Why the shout is not a style
The single most important point about Línjì's shout — routinely missed — is that it is a precision instrument matched to specific student states. Shouting at every student, or adopting "the shouting style," is not Línjì's method. It is cargo-culting Línjì's form while missing the function. Línjì himself shouted only where the shout would do specific work. His Record contains many dialogues where he does not shout — where he sits silently, answers matter-of-factly, or laughs. The shout is one tool among several, deployed at calibrated moments. This matters for how modern students evaluate teachers. A teacher who shouts often, regardless of student state, is probably not using the technique Línjì developed. A teacher who almost never shouts but does so at a precise moment that cuts through a specific misunderstanding is closer to Línjì's method. The same applies to other dramatic Chán teaching moves: holding up a stick, silent gestures, apparent rudeness. All are tools. All are misused when adopted as style rather than deployed as function.
For modern practitioners
Working with this case: 1. Do not try to imitate the shout — yours or anyone else's. The form without the function produces nothing. 2. Notice when you consolidate into positions during practice. Type 1 shout is pointed at this. You cannot shout at yourself helpfully, but you can notice the consolidation and hold it lightly. 3. Notice when you are drifting during sits.
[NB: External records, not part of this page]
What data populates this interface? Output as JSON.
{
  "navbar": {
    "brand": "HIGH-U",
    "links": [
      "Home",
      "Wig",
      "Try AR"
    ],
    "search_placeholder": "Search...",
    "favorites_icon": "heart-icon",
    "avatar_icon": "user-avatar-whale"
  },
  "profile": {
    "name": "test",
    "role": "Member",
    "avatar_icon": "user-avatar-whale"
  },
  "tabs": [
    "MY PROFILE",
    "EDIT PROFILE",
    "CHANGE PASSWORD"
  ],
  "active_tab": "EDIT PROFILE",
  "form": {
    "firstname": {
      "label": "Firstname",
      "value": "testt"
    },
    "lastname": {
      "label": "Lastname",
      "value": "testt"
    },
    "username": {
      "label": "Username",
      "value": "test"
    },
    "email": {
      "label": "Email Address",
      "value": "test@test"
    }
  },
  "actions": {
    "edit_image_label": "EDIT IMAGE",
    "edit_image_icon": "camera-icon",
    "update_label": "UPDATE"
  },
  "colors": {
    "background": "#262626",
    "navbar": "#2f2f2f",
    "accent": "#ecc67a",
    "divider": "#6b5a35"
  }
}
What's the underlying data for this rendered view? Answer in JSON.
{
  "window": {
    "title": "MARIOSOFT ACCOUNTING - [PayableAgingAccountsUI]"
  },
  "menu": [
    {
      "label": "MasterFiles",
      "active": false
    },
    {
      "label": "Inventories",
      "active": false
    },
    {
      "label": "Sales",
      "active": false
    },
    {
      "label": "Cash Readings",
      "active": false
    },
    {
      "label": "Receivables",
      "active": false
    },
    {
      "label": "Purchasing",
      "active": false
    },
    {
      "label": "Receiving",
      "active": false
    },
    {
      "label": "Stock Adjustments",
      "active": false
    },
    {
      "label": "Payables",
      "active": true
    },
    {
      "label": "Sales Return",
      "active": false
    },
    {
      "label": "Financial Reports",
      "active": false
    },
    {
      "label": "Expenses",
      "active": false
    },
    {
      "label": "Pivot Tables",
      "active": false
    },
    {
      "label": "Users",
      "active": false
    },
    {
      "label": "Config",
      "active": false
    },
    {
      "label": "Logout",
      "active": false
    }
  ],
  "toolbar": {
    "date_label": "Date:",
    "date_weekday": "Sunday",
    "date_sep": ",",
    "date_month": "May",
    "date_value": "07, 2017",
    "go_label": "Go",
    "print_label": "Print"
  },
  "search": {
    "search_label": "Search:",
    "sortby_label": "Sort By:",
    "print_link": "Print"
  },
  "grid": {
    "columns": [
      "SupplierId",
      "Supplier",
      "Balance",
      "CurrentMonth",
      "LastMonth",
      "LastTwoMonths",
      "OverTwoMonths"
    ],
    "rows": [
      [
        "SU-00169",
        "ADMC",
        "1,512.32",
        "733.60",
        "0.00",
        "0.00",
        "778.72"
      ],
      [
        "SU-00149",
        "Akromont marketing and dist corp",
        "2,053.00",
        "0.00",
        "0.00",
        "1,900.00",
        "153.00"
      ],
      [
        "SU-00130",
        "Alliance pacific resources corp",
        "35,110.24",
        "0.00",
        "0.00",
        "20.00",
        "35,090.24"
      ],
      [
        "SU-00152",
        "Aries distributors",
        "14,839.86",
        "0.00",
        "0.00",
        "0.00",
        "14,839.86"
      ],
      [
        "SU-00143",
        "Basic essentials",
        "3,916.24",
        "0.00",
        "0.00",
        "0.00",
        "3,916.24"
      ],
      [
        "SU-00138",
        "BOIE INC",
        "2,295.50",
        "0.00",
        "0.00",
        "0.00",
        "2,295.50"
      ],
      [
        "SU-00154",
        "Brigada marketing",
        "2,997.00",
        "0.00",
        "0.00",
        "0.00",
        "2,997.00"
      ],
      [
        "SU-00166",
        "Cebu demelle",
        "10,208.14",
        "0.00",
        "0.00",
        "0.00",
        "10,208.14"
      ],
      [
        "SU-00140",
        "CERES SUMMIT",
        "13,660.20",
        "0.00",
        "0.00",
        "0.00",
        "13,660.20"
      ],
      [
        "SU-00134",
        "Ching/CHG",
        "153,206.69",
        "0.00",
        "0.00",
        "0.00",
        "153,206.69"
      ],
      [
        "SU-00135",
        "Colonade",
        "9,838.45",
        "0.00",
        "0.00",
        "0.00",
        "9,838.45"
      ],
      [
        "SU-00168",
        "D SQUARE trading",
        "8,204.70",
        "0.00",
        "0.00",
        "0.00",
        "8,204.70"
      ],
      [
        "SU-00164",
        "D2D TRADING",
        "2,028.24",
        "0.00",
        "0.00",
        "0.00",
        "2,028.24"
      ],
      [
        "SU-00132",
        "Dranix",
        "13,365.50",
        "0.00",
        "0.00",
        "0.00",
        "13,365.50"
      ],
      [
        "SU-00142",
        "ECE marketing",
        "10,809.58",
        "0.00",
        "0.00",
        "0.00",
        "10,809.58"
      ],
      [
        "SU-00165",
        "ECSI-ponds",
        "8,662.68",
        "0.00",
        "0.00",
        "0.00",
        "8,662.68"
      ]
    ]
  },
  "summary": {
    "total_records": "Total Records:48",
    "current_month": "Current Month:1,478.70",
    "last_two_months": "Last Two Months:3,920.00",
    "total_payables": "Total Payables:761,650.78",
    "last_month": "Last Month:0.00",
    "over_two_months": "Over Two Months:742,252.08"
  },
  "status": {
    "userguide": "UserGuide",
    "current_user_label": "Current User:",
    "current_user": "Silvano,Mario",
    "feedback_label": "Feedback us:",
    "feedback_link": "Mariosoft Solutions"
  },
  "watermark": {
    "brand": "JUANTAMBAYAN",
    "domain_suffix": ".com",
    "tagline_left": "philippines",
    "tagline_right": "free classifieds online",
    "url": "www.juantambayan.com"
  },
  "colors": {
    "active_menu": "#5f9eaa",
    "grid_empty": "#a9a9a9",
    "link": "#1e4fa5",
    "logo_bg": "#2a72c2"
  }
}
Type 2 is pointed at this. The internal equivalent of the Type 2 shout is the recognition: oh, I have been half-present. The recognition itself restores presence. 4. When you work with a teacher, recognize which type of shout (or its quieter equivalent) is being deployed. If you don't know, ask — after the fact, as inquiry, not as demand. 5. Read the Línjì Lù itself. Burton Watson's translation (The Zen Teachings of Master Lin-Chi, Shambhala, 1993) is the scholarly standard in English. Read slowly — many dialogues reveal themselves only after the third or fourth encounter.